DeepSeek-R1 delivers top-tier inference performance on AMD Instinct™ MI300X GPUs. MI300X’s high-bandwidth memory and compute power support efficient scaling, lower latency, and longer sequence handling. AMD, in collaboration with SGLang, continues to enhance performance with MoE kernel optimizations, MLA fusion, and speculative decoding. Get started today by pulling the latest SGLang docker container and unlocking the full potential of DeepSeek-R1 on MI300X.

Additional Resources#

ROCm AI Developer Hub: Access tutorials, blogs, open-source projects, and other resources for AI development with ROCm™ software platform.
SGLang Docker Images || SGLang Docker files for production deployment
SGLang: Fast Serving Framework for Large Language and Vision-Language Models on AMD Instinct GPUs

Endnotes#

[1] Figure 1 herein represents the results of inference performance testing by AMD over 2 weeks in February 2025, with the DeepSeek R-1 FP8 LLM, running the SGLang 0.4.2 serving benchmark on a single node AMD Instinct MI300X GPU (8 GPUs) with concurrency up to 16 looks, serviceable with less than 50ms TPOT, using batch size 1, 2, 4, 8, 16, 32, 64, 128; and 3,200 input tokens and 800 output tokens. Configuration Details: Supermicro AS-8125GS-TNMR2 with 2P AMD EPYC 9654 96-Core Processor with 8x AMD Instinct MI300X (192GB, 750W) GPUs, Ubuntu 22.04.4, and ROCm 6.3.1, 1536 GiB (24 DIMMS, 4800 mts, 64 GiB/DIMM, 20 channels, -1 DIMMs/channel), 8x 3840GB Micron 7450 SSDs, SBIOS 1.8 vs. Supermicro AS-8125GS-THNR with 2P Intel Xeon Platinum 8592V 64-Core Processor with 8x NVIDIA Hopper H200 (141GB, 700W) GPUs, Ubuntu 22.04.5, and CUDA 12.5, 2048 GiB (16 DIMMS, 4800 mts, 128 GiB/DIMM, 20 channels, -1 DIMMs/channel), 8x 3840GB Micron 7450 SSDs, SBIOS 1.8 Actual results will vary depending on hardware configuration, software version, drivers, and optimizations (MI300-076).

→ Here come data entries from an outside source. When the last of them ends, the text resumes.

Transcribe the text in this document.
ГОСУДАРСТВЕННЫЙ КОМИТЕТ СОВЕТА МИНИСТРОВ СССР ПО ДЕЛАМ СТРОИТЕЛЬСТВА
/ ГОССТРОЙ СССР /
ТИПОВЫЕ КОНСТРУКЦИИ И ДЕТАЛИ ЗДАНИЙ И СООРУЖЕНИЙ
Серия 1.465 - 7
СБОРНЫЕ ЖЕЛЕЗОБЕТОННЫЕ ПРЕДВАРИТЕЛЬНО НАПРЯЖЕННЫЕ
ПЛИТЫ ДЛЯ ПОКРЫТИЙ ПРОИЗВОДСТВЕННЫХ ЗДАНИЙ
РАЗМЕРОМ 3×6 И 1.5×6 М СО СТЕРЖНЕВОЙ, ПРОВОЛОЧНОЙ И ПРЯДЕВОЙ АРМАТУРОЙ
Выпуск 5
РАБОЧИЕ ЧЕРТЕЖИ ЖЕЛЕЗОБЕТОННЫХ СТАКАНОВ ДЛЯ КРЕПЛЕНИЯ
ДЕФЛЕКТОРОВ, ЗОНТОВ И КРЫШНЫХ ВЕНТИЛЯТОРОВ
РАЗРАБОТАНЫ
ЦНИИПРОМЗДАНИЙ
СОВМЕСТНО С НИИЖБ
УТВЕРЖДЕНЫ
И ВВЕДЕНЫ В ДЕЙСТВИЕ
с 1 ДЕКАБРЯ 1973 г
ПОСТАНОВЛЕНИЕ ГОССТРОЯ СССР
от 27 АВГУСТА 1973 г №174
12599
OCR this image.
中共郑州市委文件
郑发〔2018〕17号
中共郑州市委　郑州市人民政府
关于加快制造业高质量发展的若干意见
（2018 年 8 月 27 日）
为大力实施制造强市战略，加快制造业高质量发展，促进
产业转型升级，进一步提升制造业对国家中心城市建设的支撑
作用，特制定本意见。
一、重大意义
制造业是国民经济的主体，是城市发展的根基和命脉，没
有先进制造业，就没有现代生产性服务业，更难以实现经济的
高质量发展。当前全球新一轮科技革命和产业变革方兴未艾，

[2] Figure 2 herein represents a performance “snapshot” with the stated results based on out of box testing (no hyperparameter tuning on the SGLang backend) by AMD in February 2025, with the DeepSeek R-1 FP8 LLM, running the SGLang 0.4.2 serving benchmark to measure Total Throughput (tks) vs. Latency (ms) of AMD Instinct MI300X GPU vs. NVIDIA H200 GPU. Configuration Details: Supermicro AS-8125GS-TNMR2 with 2P AMD EPYC 9654 96-Core Processor with 8x AMD Instinct MI300X (192GB, 750W) GPUs, Ubuntu 22.04.4, and ROCm 6.3.1, 1536 GiB (24 DIMMS, 4800 mts, 64 GiB/DIMM, 20 channels, -1 DIMMs/channel), 8x 3840GB Micron 7450 SSDs, SBIOS 1.8 vs. Supermicro AS-8125GS-THNR with 2P Intel Xeon Platinum 8592V 64-Core Processor with 8x NVIDIA Hopper H200 (141GB, 700W) GPUs, Ubuntu 22.04.5, and CUDA 12.5, 2048 GiB (16 DIMMS, 4800 mts, 128 GiB/DIMM, 20 channels, -1 DIMMs/channel), 8x 3840GB Micron 7450 SSDs, SBIOS 1.8 Actual results will vary depending on hardware configuration, software version and optimizations. Actual results will vary depending on hardware configuration, software version, drivers, and optimizations (MI300-077).